NEW YORK (CNNMoney) — Rush hour traffic and working within 50 miles of your home could soon be so passé. In the commute of tomorrow, you may be able to float from one major city to another in one hour or less.
That’s because a group of private investors is seeking to do what the federal government has been trying to pull off for years: bring super fast trains to the United States.
One working plan calls for 300-mile-per-hour train that floats on magnets to run from downtown Washington, D.C., to Manhattan. The train, faster than anything currently in operation, would make the trip in about an hour — or nearly three times as fast as Amtrak’s Acela service.
“You could live in Baltimore and commute to New York City faster than you could from Connecticut,” said Wayne Rogers, head of Northeast Maglev, the group championing the project. “It changes real estate prices, how people live, where they work. It really changes the world.”
The train itself is built around a Japanese technology known as magnetic levitation. Instead of wheels riding along a rail, maglev uses powerful, electrically charged magnets to suspend the train midair inside a U-shaped guide rail built on either side of the track. The magnets both lift the train and propel it forward, with the reduced friction being responsible for the train’s super speed.
While it sounds like the stuff of sci-fi, the technology itself has actually been around for over a century. The Japanese have had a test track running for years, and the Chinese currently operate a similar, though less advanced train from the Shanghai airport to just outside the city.
But it’s expensive. Northeast Maglev estimates the New York to D.C. route could cost over $100 billion. Much of the money would be spent on tunnels and elevated track necessary in such a densely populated area — possibly tunneling under cities and then running over or adjacent to Interstate 95 in more rural areas.
So the group is starting small, aiming to construct a 38-mile section from the Baltimore airport to downtown D.C. within the next 10 years. With funding from U.S.-based private investors, they’ve already spent $40 million on the engineering and have applied for permits from the state of Maryland. They’ve been promised $5 billion in funding from the Japanese government — which is keen to export the technology — and plan on raising the rest of the money through the private capital markets.
They’ve also enlisted some powerful backers. Former Pennsylvania Governor Ed Rendell, former New York Governor George Pataki, and former Senate Majority Leader Tom Daschle all sit on the board.
Despite the strong backing, plenty are skeptical the train will actually get built — with permitting, rights of way and money being the main hurdles. After all, there have been several proposals for high speed lines, and none have materialized.

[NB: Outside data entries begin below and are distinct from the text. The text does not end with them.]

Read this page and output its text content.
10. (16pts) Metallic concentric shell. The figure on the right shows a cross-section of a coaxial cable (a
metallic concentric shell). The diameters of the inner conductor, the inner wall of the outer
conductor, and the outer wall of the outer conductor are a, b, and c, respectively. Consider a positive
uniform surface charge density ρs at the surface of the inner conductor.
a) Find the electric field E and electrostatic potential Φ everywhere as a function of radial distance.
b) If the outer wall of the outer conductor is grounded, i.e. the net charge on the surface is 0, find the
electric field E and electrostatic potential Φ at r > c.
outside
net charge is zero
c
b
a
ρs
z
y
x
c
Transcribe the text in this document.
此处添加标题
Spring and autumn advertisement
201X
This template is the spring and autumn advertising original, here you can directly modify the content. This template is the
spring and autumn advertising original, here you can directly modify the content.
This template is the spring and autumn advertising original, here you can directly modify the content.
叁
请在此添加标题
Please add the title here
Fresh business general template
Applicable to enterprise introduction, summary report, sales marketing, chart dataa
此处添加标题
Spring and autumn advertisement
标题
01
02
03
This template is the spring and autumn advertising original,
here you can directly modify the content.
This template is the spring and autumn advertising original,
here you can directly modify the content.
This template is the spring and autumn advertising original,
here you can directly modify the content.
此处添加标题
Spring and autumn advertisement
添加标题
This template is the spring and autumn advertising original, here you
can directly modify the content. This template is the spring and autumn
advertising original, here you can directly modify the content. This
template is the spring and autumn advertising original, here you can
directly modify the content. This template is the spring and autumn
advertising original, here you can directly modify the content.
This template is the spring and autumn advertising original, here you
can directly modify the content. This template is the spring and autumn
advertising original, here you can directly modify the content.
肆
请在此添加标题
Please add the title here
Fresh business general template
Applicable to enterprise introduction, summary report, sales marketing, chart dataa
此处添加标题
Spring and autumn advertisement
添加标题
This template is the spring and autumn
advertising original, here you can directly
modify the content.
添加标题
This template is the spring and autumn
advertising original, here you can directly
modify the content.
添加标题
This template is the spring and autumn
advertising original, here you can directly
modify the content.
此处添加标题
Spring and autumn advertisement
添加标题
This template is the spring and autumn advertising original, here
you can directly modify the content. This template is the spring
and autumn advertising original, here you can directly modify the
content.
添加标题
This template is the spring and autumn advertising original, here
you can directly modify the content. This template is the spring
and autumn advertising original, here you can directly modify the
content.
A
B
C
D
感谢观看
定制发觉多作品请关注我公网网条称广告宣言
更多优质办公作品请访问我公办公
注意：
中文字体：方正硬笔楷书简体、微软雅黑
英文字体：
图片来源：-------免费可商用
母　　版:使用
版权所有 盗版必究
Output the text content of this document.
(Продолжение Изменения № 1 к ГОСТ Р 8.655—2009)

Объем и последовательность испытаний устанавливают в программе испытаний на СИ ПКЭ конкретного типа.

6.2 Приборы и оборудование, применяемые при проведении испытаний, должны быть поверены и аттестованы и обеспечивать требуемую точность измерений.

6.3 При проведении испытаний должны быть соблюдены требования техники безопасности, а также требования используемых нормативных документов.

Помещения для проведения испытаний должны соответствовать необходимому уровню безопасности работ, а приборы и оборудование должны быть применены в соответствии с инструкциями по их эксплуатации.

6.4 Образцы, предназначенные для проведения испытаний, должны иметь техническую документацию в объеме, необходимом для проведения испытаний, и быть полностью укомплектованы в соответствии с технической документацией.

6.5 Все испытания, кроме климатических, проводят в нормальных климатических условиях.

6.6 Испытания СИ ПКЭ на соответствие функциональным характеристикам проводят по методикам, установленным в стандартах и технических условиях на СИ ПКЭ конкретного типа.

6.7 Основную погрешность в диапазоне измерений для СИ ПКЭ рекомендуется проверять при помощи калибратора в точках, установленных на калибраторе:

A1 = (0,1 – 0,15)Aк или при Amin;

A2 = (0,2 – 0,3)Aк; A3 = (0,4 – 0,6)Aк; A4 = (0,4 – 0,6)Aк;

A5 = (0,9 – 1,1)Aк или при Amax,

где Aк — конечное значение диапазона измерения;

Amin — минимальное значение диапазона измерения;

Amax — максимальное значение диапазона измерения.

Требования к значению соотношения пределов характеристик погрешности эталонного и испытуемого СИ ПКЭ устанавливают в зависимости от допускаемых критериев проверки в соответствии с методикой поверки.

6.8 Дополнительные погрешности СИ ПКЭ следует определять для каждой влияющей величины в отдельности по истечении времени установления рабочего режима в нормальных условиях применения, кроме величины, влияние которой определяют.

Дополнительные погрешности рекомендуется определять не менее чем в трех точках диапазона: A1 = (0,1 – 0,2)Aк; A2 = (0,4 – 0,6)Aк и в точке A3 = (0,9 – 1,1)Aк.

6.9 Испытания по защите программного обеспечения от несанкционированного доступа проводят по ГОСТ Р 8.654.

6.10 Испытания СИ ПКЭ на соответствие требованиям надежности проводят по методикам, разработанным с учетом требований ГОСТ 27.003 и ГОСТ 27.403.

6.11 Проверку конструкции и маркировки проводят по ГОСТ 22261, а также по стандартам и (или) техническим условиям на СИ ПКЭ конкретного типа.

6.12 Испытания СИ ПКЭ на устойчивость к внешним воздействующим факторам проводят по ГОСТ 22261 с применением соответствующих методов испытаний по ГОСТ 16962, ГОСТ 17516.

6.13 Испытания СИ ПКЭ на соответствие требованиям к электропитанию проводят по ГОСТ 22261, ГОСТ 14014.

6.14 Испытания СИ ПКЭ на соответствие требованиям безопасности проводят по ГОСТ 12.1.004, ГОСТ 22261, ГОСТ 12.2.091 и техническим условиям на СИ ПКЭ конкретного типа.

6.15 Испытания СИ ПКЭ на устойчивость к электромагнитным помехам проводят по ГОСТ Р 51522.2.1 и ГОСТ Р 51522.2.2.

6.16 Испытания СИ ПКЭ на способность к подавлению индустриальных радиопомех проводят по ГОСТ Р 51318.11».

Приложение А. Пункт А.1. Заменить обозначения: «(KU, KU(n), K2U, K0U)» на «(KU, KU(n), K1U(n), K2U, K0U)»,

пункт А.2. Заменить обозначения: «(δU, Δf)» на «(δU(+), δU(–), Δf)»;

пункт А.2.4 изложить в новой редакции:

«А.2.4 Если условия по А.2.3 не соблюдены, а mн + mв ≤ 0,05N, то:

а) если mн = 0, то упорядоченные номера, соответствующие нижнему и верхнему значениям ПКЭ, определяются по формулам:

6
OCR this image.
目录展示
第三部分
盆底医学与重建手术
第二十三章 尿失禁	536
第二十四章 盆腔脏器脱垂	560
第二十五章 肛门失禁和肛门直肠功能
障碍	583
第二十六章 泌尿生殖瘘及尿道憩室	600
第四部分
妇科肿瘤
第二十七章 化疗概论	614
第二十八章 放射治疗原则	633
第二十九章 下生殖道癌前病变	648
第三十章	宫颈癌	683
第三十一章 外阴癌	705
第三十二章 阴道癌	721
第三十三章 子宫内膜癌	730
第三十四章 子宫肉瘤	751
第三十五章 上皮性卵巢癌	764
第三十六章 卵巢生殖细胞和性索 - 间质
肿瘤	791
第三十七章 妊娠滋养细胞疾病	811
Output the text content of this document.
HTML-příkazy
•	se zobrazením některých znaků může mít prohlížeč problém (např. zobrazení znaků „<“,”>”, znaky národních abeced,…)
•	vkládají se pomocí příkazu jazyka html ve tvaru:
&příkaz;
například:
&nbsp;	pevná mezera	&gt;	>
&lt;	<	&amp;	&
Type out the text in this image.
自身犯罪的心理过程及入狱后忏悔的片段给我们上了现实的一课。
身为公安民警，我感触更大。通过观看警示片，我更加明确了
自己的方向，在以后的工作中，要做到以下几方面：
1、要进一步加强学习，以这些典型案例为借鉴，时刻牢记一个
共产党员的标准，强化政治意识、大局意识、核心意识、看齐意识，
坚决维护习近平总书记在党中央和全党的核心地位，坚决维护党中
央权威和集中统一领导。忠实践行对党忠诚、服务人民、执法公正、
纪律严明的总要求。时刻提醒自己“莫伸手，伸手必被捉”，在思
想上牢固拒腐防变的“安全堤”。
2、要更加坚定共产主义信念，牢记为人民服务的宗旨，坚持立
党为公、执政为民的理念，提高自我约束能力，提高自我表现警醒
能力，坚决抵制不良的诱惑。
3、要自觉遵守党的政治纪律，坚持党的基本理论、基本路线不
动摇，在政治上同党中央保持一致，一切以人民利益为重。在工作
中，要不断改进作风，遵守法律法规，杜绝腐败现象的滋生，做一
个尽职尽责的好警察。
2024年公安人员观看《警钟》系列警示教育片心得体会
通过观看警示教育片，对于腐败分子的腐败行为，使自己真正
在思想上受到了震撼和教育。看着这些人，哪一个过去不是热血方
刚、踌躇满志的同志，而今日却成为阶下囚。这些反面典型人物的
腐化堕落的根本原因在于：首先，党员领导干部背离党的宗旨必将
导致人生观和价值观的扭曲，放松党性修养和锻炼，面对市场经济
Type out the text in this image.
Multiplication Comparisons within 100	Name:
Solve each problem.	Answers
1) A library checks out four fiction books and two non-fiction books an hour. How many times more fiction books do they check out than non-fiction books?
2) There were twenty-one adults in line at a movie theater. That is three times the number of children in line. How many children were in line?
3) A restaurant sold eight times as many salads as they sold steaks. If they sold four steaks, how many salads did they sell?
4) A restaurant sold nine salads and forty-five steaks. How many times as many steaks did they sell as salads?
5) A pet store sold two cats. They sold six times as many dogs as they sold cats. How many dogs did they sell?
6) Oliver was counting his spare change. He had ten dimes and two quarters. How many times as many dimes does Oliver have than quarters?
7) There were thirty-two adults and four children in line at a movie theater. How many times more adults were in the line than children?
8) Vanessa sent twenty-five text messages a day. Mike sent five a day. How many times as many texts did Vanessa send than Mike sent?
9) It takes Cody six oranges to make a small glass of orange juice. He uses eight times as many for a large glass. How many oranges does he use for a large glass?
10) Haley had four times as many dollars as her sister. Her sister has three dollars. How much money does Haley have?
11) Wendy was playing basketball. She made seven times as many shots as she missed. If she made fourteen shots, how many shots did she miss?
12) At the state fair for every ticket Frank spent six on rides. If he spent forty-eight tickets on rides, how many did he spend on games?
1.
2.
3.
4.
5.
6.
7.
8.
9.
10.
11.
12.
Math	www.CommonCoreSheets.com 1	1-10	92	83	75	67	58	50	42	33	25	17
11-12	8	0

“It’s almost pie-in-the-sky,” said Ken Orski, publisher of the infrastructure industry publication Innovation NewsBriefs and a former transportation official in the Nixon and Ford administrations “It won’t happen in my lifetime.”
The federal government has allocated over $10 billion for high speed rail — much of it part of the 2009 stimulus package — but less than half of that has actually been spent. California took $2 billion for its high speed train, but major construction has yet to start. Most of the rest has gone to incremental improvements to existing rail lines.
A second high speed proposal from the private sector may soon break ground in Texas.
This plan calls for a more traditional bullet train (think wheels and rail, but with speeds over 200 mph) running from Dallas to Houston. The trip could be made in 90 minutes as opposed to the three-and-a-half hours it currently takes by car or one hour by plane. The group promoting it — Texas Central Railway — says fares would be similar to those of a flight, but minus the hassle of getting to the airport and checking in.
The feasibility work is done and the group has applied for most of the permits. They hope to secure additional private funding and break ground by 2017, with commercial service starting in 2021.
What makes this project more likely is that it’s using a technology that’s been in commercial operation for over 50 years, is connecting two heavily populated areas over an empty, flat middle ground, and has a relatively modest price tag of $10 billion.
What makes it interesting is that conservative Texas could get high speed rail — typically a dream of the Left — even before New York or California.